Two. Learn to abstain so you can appreciate the feast.
In Mark Buchanan’s book The Rest of God, he advocates abstaining so we can better relish life in the present. He writes, “We eat ourselves stuffed daily. There’s nothing to anticipate, nothing to make us stand back, astonished and thankful.” We glut ourselves, taking in everything we want when we want it. Part of learning to relish is resting in less.
My friend Paul relishes his food. When his wife cooked a feast for us, he smiled, thankful for the moment when God had given so much.
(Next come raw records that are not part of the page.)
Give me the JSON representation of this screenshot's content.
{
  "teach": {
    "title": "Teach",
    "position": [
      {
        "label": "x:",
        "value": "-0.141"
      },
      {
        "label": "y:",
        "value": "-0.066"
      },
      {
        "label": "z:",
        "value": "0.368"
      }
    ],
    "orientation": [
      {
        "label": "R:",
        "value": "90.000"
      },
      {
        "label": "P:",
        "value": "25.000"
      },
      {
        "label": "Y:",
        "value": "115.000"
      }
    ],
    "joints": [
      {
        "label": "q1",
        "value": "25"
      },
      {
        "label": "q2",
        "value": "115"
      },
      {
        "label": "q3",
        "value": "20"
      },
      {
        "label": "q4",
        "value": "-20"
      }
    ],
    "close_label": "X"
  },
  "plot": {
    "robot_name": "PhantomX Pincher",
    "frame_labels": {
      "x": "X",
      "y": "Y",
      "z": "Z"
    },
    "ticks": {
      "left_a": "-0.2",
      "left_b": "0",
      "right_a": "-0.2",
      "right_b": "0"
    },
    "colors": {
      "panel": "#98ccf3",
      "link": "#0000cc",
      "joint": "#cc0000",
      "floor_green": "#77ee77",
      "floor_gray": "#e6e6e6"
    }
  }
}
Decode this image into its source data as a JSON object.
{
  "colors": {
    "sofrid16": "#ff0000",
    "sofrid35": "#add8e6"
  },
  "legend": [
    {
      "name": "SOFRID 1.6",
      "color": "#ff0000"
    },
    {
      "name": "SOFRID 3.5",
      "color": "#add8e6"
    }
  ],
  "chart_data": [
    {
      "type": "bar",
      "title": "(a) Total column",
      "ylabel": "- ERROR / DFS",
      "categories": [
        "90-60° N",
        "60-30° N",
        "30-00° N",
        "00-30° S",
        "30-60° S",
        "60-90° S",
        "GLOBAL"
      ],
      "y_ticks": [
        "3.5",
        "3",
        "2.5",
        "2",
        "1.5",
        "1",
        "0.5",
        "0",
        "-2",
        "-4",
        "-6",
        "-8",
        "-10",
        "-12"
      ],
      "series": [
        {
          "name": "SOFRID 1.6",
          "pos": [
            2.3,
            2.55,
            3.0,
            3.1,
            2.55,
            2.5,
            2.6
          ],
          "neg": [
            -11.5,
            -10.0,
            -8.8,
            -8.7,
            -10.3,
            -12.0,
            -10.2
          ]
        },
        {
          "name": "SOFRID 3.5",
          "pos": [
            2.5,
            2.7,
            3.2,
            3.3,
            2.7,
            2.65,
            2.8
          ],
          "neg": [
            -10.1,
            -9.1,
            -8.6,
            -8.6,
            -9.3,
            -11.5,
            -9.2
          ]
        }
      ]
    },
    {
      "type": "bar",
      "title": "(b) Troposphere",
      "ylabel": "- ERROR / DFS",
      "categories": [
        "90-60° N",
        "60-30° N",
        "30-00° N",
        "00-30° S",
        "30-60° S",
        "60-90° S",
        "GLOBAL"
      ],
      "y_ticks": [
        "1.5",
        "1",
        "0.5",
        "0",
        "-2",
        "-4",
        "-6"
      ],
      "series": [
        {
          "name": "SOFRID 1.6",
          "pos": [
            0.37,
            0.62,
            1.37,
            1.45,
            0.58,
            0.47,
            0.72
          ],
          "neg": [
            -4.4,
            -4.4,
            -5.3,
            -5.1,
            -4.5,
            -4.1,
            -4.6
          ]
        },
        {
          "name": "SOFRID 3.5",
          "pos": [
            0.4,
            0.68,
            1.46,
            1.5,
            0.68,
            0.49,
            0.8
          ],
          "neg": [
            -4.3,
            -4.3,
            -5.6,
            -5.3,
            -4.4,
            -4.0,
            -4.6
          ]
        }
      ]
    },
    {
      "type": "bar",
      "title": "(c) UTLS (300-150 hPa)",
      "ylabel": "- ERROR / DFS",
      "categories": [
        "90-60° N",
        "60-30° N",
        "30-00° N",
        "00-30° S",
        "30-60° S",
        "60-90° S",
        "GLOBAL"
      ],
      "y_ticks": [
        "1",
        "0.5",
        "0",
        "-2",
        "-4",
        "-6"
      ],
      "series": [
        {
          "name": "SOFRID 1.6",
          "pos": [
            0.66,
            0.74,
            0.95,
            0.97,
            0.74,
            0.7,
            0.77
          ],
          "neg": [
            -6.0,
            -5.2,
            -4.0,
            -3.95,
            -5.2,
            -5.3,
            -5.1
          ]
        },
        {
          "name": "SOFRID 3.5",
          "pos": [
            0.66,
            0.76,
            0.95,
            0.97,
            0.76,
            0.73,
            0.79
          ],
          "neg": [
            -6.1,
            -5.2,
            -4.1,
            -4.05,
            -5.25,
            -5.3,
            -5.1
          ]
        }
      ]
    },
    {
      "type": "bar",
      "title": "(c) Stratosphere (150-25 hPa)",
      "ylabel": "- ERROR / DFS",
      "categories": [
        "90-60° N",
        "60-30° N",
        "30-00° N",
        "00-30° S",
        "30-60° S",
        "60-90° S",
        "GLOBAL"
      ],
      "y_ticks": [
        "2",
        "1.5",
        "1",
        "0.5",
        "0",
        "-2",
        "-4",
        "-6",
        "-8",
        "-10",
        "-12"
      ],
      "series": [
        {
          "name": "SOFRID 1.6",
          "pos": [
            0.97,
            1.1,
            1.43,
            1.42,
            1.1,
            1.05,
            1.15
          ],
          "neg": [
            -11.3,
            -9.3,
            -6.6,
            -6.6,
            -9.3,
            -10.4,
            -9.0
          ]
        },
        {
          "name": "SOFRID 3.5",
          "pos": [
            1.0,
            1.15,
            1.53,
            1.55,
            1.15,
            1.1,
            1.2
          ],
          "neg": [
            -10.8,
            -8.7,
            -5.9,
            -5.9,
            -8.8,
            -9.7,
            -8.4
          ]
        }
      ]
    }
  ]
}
I fear I’ve become so accustomed to plenty that I’ve forgotten how to relish simple things—a great meal, the touch of a friend, my son’s face, the sunrise. Relishing erupts from restraint in other areas of life. I have to eat simply on other days to enjoy a feast fully. I have to stop my work to call a friend. I must slow down long enough from my tasks to interact with my son. I have to deprive myself of the virtual world to appreciate the scenery of the actual one—the one God made.
Three. Embrace worship as a lifestyle.
My Indian friend worshiped God in sharing his story. Lei Wah sang her praises first thing in the morning. Paul pointed to God as provider because of his past. All three aspects are worship. It’s that minute-by-minute conversation with God throughout the day. It’s an anticipation of what He will do next. It’s praising Him in the moment, no matter how difficult that moment is. It’s embracing Jesus in the midst of interruption.
I love what Henri Nouwen said about his real work. “My whole life I have been complaining that my work was constantly interrupted until I discovered the interruptions were my work.” Perhaps interruptions are God’s way of helping leaders relish Him in the moment, to prove to ourselves that we’re the sort of followers who are interruptible.
Relishing God should be our highest priority. We are to “seek the Kingdom of God above all else, and live righteously, and he will give [us] everything [we] need” (Matthew 6:33, NLT). So enamored with Him in that kingdom quest, we will grow beyond our years, rest in less, and worship in the moment. Perhaps someday others will write stories about our vibrant faith, how our enthusiasm for Jesus rubbed off on them. That’s my wish—to be that kind of follower.